I’m finally getting back to the friendship series! In case you missed the first (introduction) post in the friendship series you can catch up on that first.
I’m not sure exactly where to draw the line between old friends (not old in age – we will always be young!) and new friends. Obviously, I consider friends from childhood old friends. I consider friends from high school and college old friends (seeing as I graduated college almost 10 years ago…whaaaat?). Then I have some friends that I made at work or through other friends when I was in my early 20’s and I consider those friends old friends at this point. I can’t remember my life without them and boy have we been through a lot of changes together.
There is a group of girls that I was friends with in high school and we all do a pretty good job of staying in touch and supporting each other. I think it’s rare to stay close with your high school friends so I count my blessings that we have made it happen. I will admit that I’m sad that we don’t see each other all that often since half of the group now lives out of state (and we’re all busy), but I absolutely love and treasure the friendships we have and moments we do still spend together.

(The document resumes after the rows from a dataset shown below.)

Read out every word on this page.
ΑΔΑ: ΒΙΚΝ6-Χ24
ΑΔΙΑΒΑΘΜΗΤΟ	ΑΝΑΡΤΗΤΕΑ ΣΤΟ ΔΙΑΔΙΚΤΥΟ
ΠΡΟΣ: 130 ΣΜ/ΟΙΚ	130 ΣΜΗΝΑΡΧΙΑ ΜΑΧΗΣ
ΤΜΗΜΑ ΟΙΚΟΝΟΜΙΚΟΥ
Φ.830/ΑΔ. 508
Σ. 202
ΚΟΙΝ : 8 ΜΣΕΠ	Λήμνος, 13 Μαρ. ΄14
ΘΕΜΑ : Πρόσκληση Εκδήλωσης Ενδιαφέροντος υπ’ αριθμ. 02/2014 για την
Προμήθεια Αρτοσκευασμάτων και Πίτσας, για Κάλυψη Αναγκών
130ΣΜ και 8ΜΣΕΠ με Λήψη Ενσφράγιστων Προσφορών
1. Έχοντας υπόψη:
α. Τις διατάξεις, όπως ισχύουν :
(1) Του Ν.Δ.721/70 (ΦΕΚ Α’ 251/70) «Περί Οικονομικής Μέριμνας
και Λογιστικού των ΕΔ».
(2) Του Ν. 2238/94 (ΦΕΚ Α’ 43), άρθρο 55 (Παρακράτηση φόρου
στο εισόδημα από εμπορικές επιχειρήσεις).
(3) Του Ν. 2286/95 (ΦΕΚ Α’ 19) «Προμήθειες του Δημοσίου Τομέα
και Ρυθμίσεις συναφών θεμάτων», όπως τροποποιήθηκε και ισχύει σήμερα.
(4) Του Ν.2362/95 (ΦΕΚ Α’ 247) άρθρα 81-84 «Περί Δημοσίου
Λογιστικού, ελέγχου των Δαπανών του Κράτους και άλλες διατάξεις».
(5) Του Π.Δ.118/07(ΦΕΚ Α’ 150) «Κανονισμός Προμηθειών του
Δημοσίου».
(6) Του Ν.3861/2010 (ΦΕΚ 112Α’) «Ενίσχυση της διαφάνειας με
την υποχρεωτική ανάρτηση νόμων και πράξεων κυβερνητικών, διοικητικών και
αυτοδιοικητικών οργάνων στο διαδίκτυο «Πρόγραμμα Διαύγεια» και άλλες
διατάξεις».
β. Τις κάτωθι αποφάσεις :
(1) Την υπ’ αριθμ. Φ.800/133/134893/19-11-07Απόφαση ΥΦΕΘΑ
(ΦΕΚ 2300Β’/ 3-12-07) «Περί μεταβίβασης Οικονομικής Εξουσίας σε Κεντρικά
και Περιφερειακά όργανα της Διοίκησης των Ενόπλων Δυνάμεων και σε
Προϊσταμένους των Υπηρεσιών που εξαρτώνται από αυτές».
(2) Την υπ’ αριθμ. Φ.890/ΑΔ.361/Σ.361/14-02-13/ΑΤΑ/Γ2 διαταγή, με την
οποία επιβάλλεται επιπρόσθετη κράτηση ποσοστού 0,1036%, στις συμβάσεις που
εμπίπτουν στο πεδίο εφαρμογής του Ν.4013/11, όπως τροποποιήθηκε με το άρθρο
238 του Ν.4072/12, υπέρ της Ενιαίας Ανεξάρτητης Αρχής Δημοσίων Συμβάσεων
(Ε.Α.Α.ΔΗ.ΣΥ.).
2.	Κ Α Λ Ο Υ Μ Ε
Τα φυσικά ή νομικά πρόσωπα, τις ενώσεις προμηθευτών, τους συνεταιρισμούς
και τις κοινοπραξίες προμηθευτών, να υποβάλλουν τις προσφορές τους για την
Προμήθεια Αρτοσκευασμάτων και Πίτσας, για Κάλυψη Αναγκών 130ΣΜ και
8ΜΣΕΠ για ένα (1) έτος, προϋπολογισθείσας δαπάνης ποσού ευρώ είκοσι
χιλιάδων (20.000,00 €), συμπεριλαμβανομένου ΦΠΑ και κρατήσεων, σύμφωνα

My best friend is someone I lived with in college. Unfortunately, she lives in New York, but we talk often and I know I can always tell her anything that’s on my mind. I love that we are honest with each other, that our husbands get along and that we both have sons around the same age. This is a friendship that will never end.
I’m only touching on a few friendships here although I’m sure you all would enjoy some of the old pictures I just looked at. There are so many stories I could share here about friendships that have stood the test of time, and even some that seem a bit out-of-place.
You know what’s great about old friends? You know them. Like, really know them. You know their strengths and weaknesses. You know their family backgrounds and their dating backgrounds (and that some have a better track record than others in this area). You know that you can be yourself around this type of friend because no matter what, you’re there for each other. You’ve probably fought and made up. You’ve probably gone a few weeks/months/years without talking and caught up right where you left off.
Old friends are your rocks. Maybe not your only rocks, but definitely at least partly your rocks. They’re around when you need them most. They’re honest with you when you’re making a bad decision. They’re legitimately happy for you (and not jealous of you) when you achieve your goals and dreams. My “old friends” knew me back in my candy-eating, beer-drinking, stay-up-way-to-late days. They didn’t judge me for the mistakes I made – in fact, they were usually right there with me making the same mistakes.
The only problem with old friends is that you may or may not drift apart. There’s a good chance you won’t leave near each other forever. You’ll probably be in different stages of your life as far as careers, marriage, children, etc. at times or you may just let life get in the way and fall out-of-touch. It’s sad, but it definitely happens a lot.
What do you love most about your “old friends”? Are you good at staying in touch with old friends or do you find that you’ve drifted apart from most of them?